/kafel

A language and library for specifying syscall filtering policies.

Primary LanguageCApache License 2.0Apache-2.0

WHAT IS IT?

Kafel is a language and library for specifying syscall filtering policies. The policies are compiled into BPF code that can be used with seccomp-filter.

This is NOT an official Google product.

Usage

With verbose error reporting

struct sock_fprog prog;
kafel_ctxt_t ctxt = kafel_ctxt_create();
kafel_set_input_string(ctxt, seccomp_policy);
if (kafel_compile(ctxt, &prog)) {
  fprintf(stderr, "policy compilation failed: %s", kafel_error_msg(ctxt));
  kafel_ctxt_destroy(&ctxt);
  exit(-1);
}
kafel_ctxt_destroy(&ctxt);
prctl(PR_SET_SECCOMP, SECCOMP_MODE_FILTER, &prog, 0, 0);
free(prog.filter);

Without verbose error reporting

struct sock_fprog prog;
if (kafel_compile_string(seccomp_policy, &prog)) {
  fputs("policy compilation failed", stderr);
  exit(-1);
}
prctl(PR_SET_SECCOMP, SECCOMP_MODE_FILTER, &prog, 0, 0);
free(prog.filter);

Policy language

A simple language is used to define policies.

A policy file has 3 parts:

  1. Constant definitions (optional)
  2. Policy definitions
  3. Top level policy declaration

Numbers

Kafel supports following number notations:

  • Decimal 42
  • Hexadecimal 0xfa1
  • Octal 0777
  • Binary 0b10101

Constant definitions

You may define numeric constants at the beging of policy file to make it more readable.
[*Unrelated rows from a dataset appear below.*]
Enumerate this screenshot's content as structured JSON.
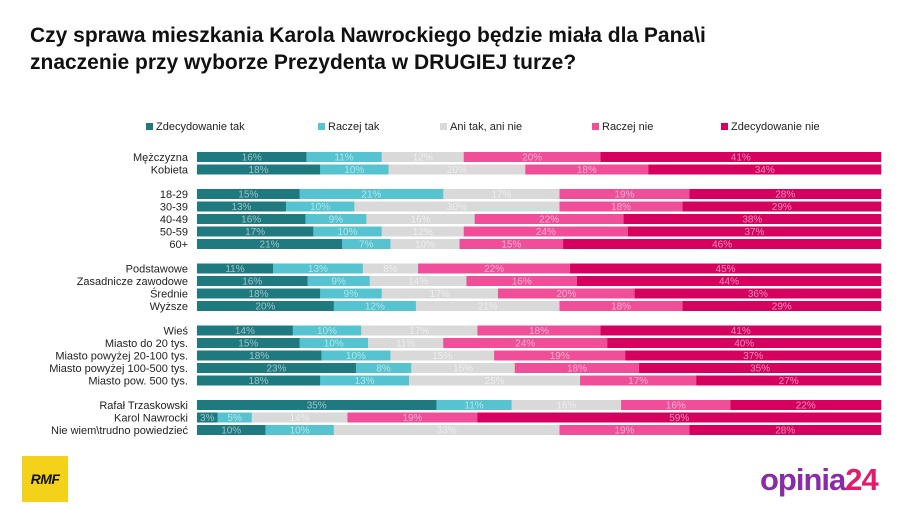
{
  "header": {
    "title_line1": "Czy sprawa mieszkania Karola Nawrockiego będzie miała dla Pana\\i",
    "title_line2": "znaczenie przy wyborze Prezydenta w DRUGIEJ turze?"
  },
  "logos": {
    "left": "RMF",
    "right_text": "opinia",
    "right_number": "24"
  },
  "chart_data": {
    "type": "bar",
    "orientation": "horizontal",
    "stacked": true,
    "normalized": true,
    "legend_position": "top",
    "grid": false,
    "series": [
      {
        "name": "Zdecydowanie tak",
        "color": "#1f7a80"
      },
      {
        "name": "Raczej tak",
        "color": "#56c4d0"
      },
      {
        "name": "Ani tak, ani nie",
        "color": "#d9d9d9"
      },
      {
        "name": "Raczej nie",
        "color": "#f04e98"
      },
      {
        "name": "Zdecydowanie nie",
        "color": "#d6005f"
      }
    ],
    "groups": [
      [
        {
          "category": "Mężczyzna",
          "values": [
            16,
            11,
            12,
            20,
            41
          ]
        },
        {
          "category": "Kobieta",
          "values": [
            18,
            10,
            20,
            18,
            34
          ]
        }
      ],
      [
        {
          "category": "18-29",
          "values": [
            15,
            21,
            17,
            19,
            28
          ]
        },
        {
          "category": "30-39",
          "values": [
            13,
            10,
            30,
            18,
            29
          ]
        },
        {
          "category": "40-49",
          "values": [
            16,
            9,
            16,
            22,
            38
          ]
        },
        {
          "category": "50-59",
          "values": [
            17,
            10,
            12,
            24,
            37
          ]
        },
        {
          "category": "60+",
          "values": [
            21,
            7,
            10,
            15,
            46
          ]
        }
      ],
      [
        {
          "category": "Podstawowe",
          "values": [
            11,
            13,
            8,
            22,
            45
          ]
        },
        {
          "category": "Zasadnicze zawodowe",
          "values": [
            16,
            9,
            14,
            16,
            44
          ]
        },
        {
          "category": "Średnie",
          "values": [
            18,
            9,
            17,
            20,
            36
          ]
        },
        {
          "category": "Wyższe",
          "values": [
            20,
            12,
            21,
            18,
            29
          ]
        }
      ],
      [
        {
          "category": "Wieś",
          "values": [
            14,
            10,
            17,
            18,
            41
          ]
        },
        {
          "category": "Miasto do 20 tys.",
          "values": [
            15,
            10,
            11,
            24,
            40
          ]
        },
        {
          "category": "Miasto powyżej 20-100 tys.",
          "values": [
            18,
            10,
            15,
            19,
            37
          ]
        },
        {
          "category": "Miasto powyżej 100-500 tys.",
          "values": [
            23,
            8,
            15,
            18,
            35
          ]
        },
        {
          "category": "Miasto pow. 500 tys.",
          "values": [
            18,
            13,
            25,
            17,
            27
          ]
        }
      ],
      [
        {
          "category": "Rafał Trzaskowski",
          "values": [
            35,
            11,
            16,
            16,
            22
          ]
        },
        {
          "category": "Karol Nawrocki",
          "values": [
            3,
            5,
            14,
            19,
            59
          ]
        },
        {
          "category": "Nie wiem\\trudno powiedzieć",
          "values": [
            10,
            10,
            33,
            19,
            28
          ]
        }
      ]
    ]
  }
}
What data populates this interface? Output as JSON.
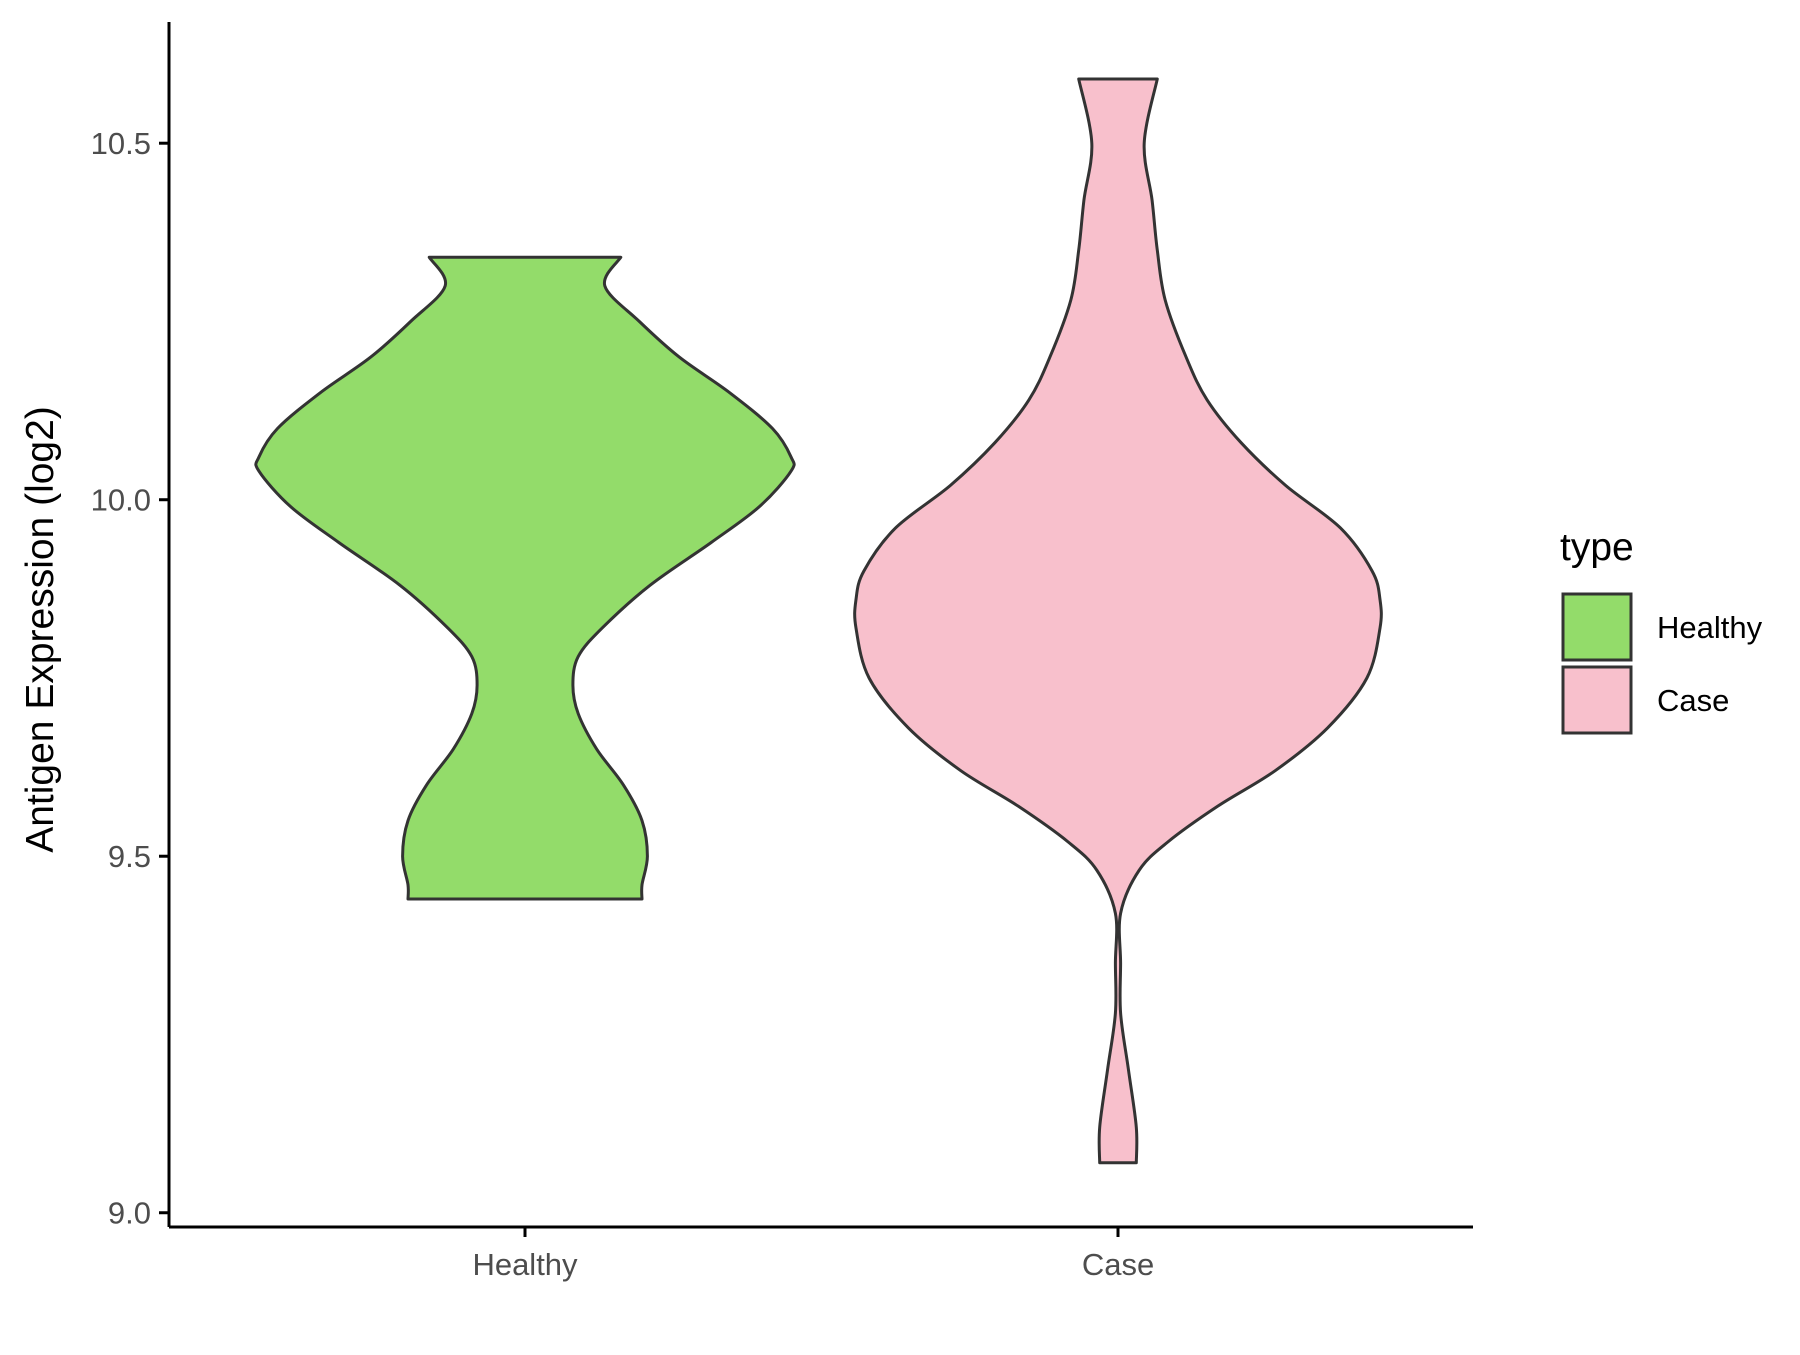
{
  "chart_data": {
    "type": "violin",
    "ylabel": "Antigen Expression (log2)",
    "xlabel": "",
    "categories": [
      "Healthy",
      "Case"
    ],
    "ylim": [
      8.98,
      10.67
    ],
    "yticks": [
      {
        "value": 9.0,
        "label": "9.0"
      },
      {
        "value": 9.5,
        "label": "9.5"
      },
      {
        "value": 10.0,
        "label": "10.0"
      },
      {
        "value": 10.5,
        "label": "10.5"
      }
    ],
    "grid": false,
    "legend": {
      "title": "type",
      "position": "right",
      "entries": [
        {
          "label": "Healthy",
          "color": "#93DC6A"
        },
        {
          "label": "Case",
          "color": "#F8C0CC"
        }
      ]
    },
    "series": [
      {
        "category": "Healthy",
        "color": "#93DC6A",
        "min": 9.44,
        "max": 10.34,
        "density": [
          [
            9.44,
            0.44
          ],
          [
            9.46,
            0.44
          ],
          [
            9.5,
            0.46
          ],
          [
            9.55,
            0.44
          ],
          [
            9.6,
            0.37
          ],
          [
            9.65,
            0.27
          ],
          [
            9.7,
            0.2
          ],
          [
            9.74,
            0.18
          ],
          [
            9.78,
            0.2
          ],
          [
            9.82,
            0.29
          ],
          [
            9.88,
            0.47
          ],
          [
            9.94,
            0.7
          ],
          [
            9.99,
            0.88
          ],
          [
            10.04,
            1.0
          ],
          [
            10.06,
            1.0
          ],
          [
            10.1,
            0.93
          ],
          [
            10.15,
            0.77
          ],
          [
            10.2,
            0.58
          ],
          [
            10.25,
            0.43
          ],
          [
            10.3,
            0.3
          ],
          [
            10.34,
            0.36
          ]
        ]
      },
      {
        "category": "Case",
        "color": "#F8C0CC",
        "min": 9.07,
        "max": 10.59,
        "density": [
          [
            9.07,
            0.07
          ],
          [
            9.12,
            0.07
          ],
          [
            9.2,
            0.04
          ],
          [
            9.28,
            0.01
          ],
          [
            9.35,
            0.01
          ],
          [
            9.42,
            0.01
          ],
          [
            9.48,
            0.08
          ],
          [
            9.52,
            0.19
          ],
          [
            9.57,
            0.38
          ],
          [
            9.62,
            0.6
          ],
          [
            9.68,
            0.8
          ],
          [
            9.75,
            0.95
          ],
          [
            9.82,
            1.0
          ],
          [
            9.86,
            1.0
          ],
          [
            9.9,
            0.97
          ],
          [
            9.96,
            0.85
          ],
          [
            10.02,
            0.64
          ],
          [
            10.08,
            0.47
          ],
          [
            10.14,
            0.34
          ],
          [
            10.2,
            0.26
          ],
          [
            10.28,
            0.18
          ],
          [
            10.35,
            0.15
          ],
          [
            10.42,
            0.13
          ],
          [
            10.5,
            0.1
          ],
          [
            10.59,
            0.15
          ]
        ]
      }
    ]
  }
}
The defined constants can then be used anywhere where a number is expected.

#define MYCONST 123

Policy definitions

Policy definition is a list of action blocks and use statements separated by commas.

samples/ contains some example policies that demonstrate supported features.

Use statements

A USE someOtherPolicy behaves as if someOtherPolicy body was pasted in its place. You may only use policies defined before the use statement.

With use statements you can create meaningful groups of filtering rules that are building blocks of bigger policies.

Action blocks

Action block consist of a target and list of syscall matching rules separated with commas.

Target of first rule matched is the policy decision.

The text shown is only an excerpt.